Wednesday, August 22, 2007

Duck Typing Explained.

One rule:
  1. Don't check/assert the type of any argument or part of an argument to a method/function
One suggestion:
  1. Make it easy to see what method calls/parameter accesses are made on arguments.

Create and debug your function/method with the argument types you have in mind.
Future users might substitute arguments of a different type but compatible method/parameter signatures, for just those methods used on the arguments.



For example: Create an assembler as if it is taking in a file object, and calling readline to get a line then assembling that line, in a loop, for all lines in the file.


To test the assembler you could:
  • Generate pseudo-random assembler statements.
  • Write them to a tmp file
  • Close the file.
  • Reopen the file for reading.
  • And pass the file object to the assembler function.

You could instead:
  • Add a readline method to the pseudo-random assembler generator.
  • And pass this object to the unchanged assembler function.
This would be 'Duck Typing' as, to the assembler, the code generator looks as file-like as it needs.



With Python, Duck typing is a doddle.
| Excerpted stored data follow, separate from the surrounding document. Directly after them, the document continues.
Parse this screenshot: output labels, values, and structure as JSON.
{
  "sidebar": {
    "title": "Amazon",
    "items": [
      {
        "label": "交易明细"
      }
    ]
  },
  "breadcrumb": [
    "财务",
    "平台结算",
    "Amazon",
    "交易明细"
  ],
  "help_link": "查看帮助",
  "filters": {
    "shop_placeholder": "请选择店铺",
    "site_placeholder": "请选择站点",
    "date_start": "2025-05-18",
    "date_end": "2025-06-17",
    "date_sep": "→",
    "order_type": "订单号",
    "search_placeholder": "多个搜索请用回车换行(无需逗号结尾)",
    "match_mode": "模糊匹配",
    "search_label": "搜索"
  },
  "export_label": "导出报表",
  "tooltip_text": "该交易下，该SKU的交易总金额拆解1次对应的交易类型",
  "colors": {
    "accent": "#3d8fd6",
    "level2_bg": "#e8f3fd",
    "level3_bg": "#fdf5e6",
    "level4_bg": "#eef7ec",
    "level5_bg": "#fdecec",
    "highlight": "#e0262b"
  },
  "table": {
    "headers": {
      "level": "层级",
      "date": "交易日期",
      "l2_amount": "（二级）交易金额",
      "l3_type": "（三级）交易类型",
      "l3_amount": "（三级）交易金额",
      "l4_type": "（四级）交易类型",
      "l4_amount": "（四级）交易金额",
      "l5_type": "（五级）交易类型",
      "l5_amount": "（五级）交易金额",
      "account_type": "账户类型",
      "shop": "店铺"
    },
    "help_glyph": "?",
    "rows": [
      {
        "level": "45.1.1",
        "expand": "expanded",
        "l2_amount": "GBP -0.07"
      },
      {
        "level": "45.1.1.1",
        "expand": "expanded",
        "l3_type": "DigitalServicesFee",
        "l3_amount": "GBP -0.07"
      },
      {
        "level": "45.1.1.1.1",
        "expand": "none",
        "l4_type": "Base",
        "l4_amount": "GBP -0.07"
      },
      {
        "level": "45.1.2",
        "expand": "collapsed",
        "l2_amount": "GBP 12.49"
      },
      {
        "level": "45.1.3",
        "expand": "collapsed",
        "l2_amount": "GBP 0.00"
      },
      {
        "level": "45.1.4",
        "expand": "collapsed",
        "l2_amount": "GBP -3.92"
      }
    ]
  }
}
Tutorials state that checking the type of objects should not normally be done. It is standard practice.


In some statically and manifestly typed languages such as C++, objective C and Java, you can it seems get part or all of this behaviour, (by using Templates in C++ for example), but functions/methods have to be explicitly written to support this behaviour from the outset, and the means by which such behaviour is accessed is not the 'normal' way one would write functions/methods if the behaviour were not considered.



Duck typing's power is rarely seen unless normal coding practices allow it to be later applied to method/function calls without having to know up-front of the need.